A circular farm economy at Passchendaele, Old Bonalbo, is proving small acreage can pay when used to best effect.
On this former soldier's settlement block, now expanded to include neighbouring country, the Amos family double crops 80 hectares, contract planted and harvested, with corn and soybeans in the summer and triticale in winter. This season's harvest came off the header this week.
"Triticale grows well here and it's good for the cattle. A high wheat ration can make them hot in the feet," said Darryl Amos, who farms with his wife Rhonda and Tom, one of their four children.
An exceptionally dry finish has seen lagoons dry up and creeks become stagnant with a reduction in yield the result but these conditions will help lift protein.
All of this crop, a wheat and rye hybrid, will go into a feed ration at the rate of 10-12pc as specified by the nutritionist and mixed in a wagon, with the bulk comprising corn silage - also grown on farm - plus full fat soybean meal from Passchendaele's own commodity.
Corn silage produced on farm - up to 1000 tonnes off 20ha in a good season - costs $48 a tonne. The final mix, including elements and minerals accounts for $200/t including $30 labour for the hour spent mixing. That final price remained the same during the drought, when feed costs were typically three times as high.
While lack of moisture cruelled last summer's 60ha soybean crop for grain it remained good enough for silage and returned a test showing 22pc protein. As a feed additive its use highlights the workability of the Amos family's circular economy.
The complete feed is delivered in troughs to steers and heifers at the rate of 5kg a day per head over 70 days before stock are sold as stores at the Casino saleyards through George and Fuhrmann.
The feedlot ready cattle, weighing 420-450kg, have been on a rising plane of nutrition from birth. Yard weaning with access to light rations is followed with a stepped up program in the paddock for the remainder of the month before calves enter the feeding program. Mr Amos says he can feed 500 head over the course of year in seven rotations using farm-grown rations off 200 acres - with an average weight gain of between 1-1.2kg/day and a reasonable cost of $1/day.
"The idea of sending cattle to market a little bit heavier is that I can get more value," he said. "At 428c/kg for feeders that extra 100kg puts money back in the enterprise."
Mr Amos first bought a mixer wagon in 2004 and started backgrounding cattle to produce a more consistent product. He was guided by the Department of Industries' feed for profit program publications and used his own experience as a former tick control officer to take the best ideas he had seen on other farms.
In the beginning he fed British types supplied and purchased back by then local agent Geoff Parker for finishing.
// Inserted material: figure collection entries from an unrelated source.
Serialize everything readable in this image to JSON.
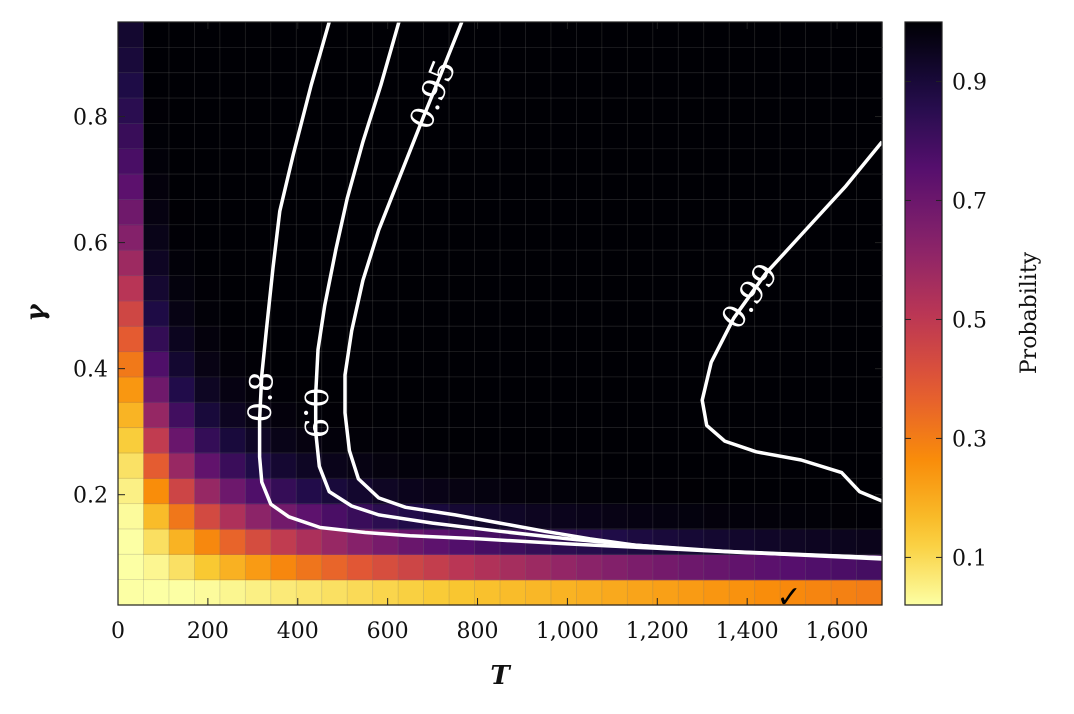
{
  "chart_data": {
    "type": "heatmap",
    "title": "",
    "xlabel": "T",
    "ylabel": "γ",
    "xlim": [
      0,
      1700
    ],
    "ylim": [
      0.025,
      0.95
    ],
    "x_ticks": [
      0,
      200,
      400,
      600,
      800,
      1000,
      1200,
      1400,
      1600
    ],
    "x_tick_labels": [
      "0",
      "200",
      "400",
      "600",
      "800",
      "1,000",
      "1,200",
      "1,400",
      "1,600"
    ],
    "y_ticks": [
      0.2,
      0.4,
      0.6,
      0.8
    ],
    "y_tick_labels": [
      "0.2",
      "0.4",
      "0.6",
      "0.8"
    ],
    "grid": {
      "nx": 30,
      "ny": 23
    },
    "colormap": "inferno_r",
    "colorbar": {
      "label": "Probability",
      "range": [
        0.02,
        1.0
      ],
      "ticks": [
        0.1,
        0.3,
        0.5,
        0.7,
        0.9
      ],
      "tick_labels": [
        "0.1",
        "0.3",
        "0.5",
        "0.7",
        "0.9"
      ]
    },
    "contours": [
      {
        "level": "0.8",
        "points": [
          [
            470,
            0.95
          ],
          [
            430,
            0.85
          ],
          [
            390,
            0.74
          ],
          [
            360,
            0.65
          ],
          [
            345,
            0.56
          ],
          [
            330,
            0.46
          ],
          [
            320,
            0.39
          ],
          [
            315,
            0.32
          ],
          [
            315,
            0.26
          ],
          [
            320,
            0.22
          ],
          [
            340,
            0.185
          ],
          [
            380,
            0.165
          ],
          [
            450,
            0.148
          ],
          [
            550,
            0.14
          ],
          [
            650,
            0.135
          ],
          [
            800,
            0.13
          ],
          [
            1000,
            0.122
          ],
          [
            1200,
            0.115
          ],
          [
            1400,
            0.108
          ],
          [
            1700,
            0.1
          ]
        ]
      },
      {
        "level": "0.9",
        "points": [
          [
            625,
            0.95
          ],
          [
            585,
            0.85
          ],
          [
            545,
            0.76
          ],
          [
            510,
            0.67
          ],
          [
            485,
            0.59
          ],
          [
            460,
            0.5
          ],
          [
            445,
            0.43
          ],
          [
            440,
            0.36
          ],
          [
            440,
            0.3
          ],
          [
            448,
            0.245
          ],
          [
            470,
            0.205
          ],
          [
            520,
            0.182
          ],
          [
            580,
            0.168
          ],
          [
            700,
            0.155
          ],
          [
            850,
            0.142
          ],
          [
            1000,
            0.13
          ],
          [
            1150,
            0.12
          ],
          [
            1300,
            0.112
          ],
          [
            1500,
            0.105
          ],
          [
            1700,
            0.098
          ]
        ]
      },
      {
        "level": "0.95",
        "points": [
          [
            765,
            0.95
          ],
          [
            720,
            0.87
          ],
          [
            680,
            0.8
          ],
          [
            630,
            0.71
          ],
          [
            580,
            0.62
          ],
          [
            545,
            0.54
          ],
          [
            520,
            0.46
          ],
          [
            505,
            0.39
          ],
          [
            505,
            0.33
          ],
          [
            515,
            0.27
          ],
          [
            535,
            0.225
          ],
          [
            580,
            0.195
          ],
          [
            640,
            0.18
          ],
          [
            750,
            0.168
          ],
          [
            850,
            0.155
          ],
          [
            950,
            0.142
          ],
          [
            1050,
            0.13
          ],
          [
            1150,
            0.12
          ],
          [
            1350,
            0.11
          ],
          [
            1700,
            0.1
          ]
        ]
      },
      {
        "level": "0.99",
        "points": [
          [
            1700,
            0.76
          ],
          [
            1620,
            0.69
          ],
          [
            1530,
            0.62
          ],
          [
            1440,
            0.55
          ],
          [
            1370,
            0.48
          ],
          [
            1320,
            0.41
          ],
          [
            1300,
            0.35
          ],
          [
            1310,
            0.31
          ],
          [
            1350,
            0.285
          ],
          [
            1420,
            0.268
          ],
          [
            1520,
            0.255
          ],
          [
            1610,
            0.235
          ],
          [
            1650,
            0.205
          ],
          [
            1700,
            0.19
          ]
        ]
      }
    ],
    "annotations": [
      {
        "text": "✓",
        "x": 1480,
        "y": 0.05
      }
    ]
  }
}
Since that time Mr Amos has specialised in producing Brahman/Hereford progeny using stud bulls from Grafton and heifers from the Woodenbong district. He sells the best first cross females to eager restockers and puts the rest through his feeding program.
"The benefit of this way of doing things is that we can utilise our land to a greater degree," he says. "And at the end of the day we have a consistent article that presents well when it goes to town. Our backgrounded cattle enter a feedlot and put their head down in the trough. They are used to bunching up together."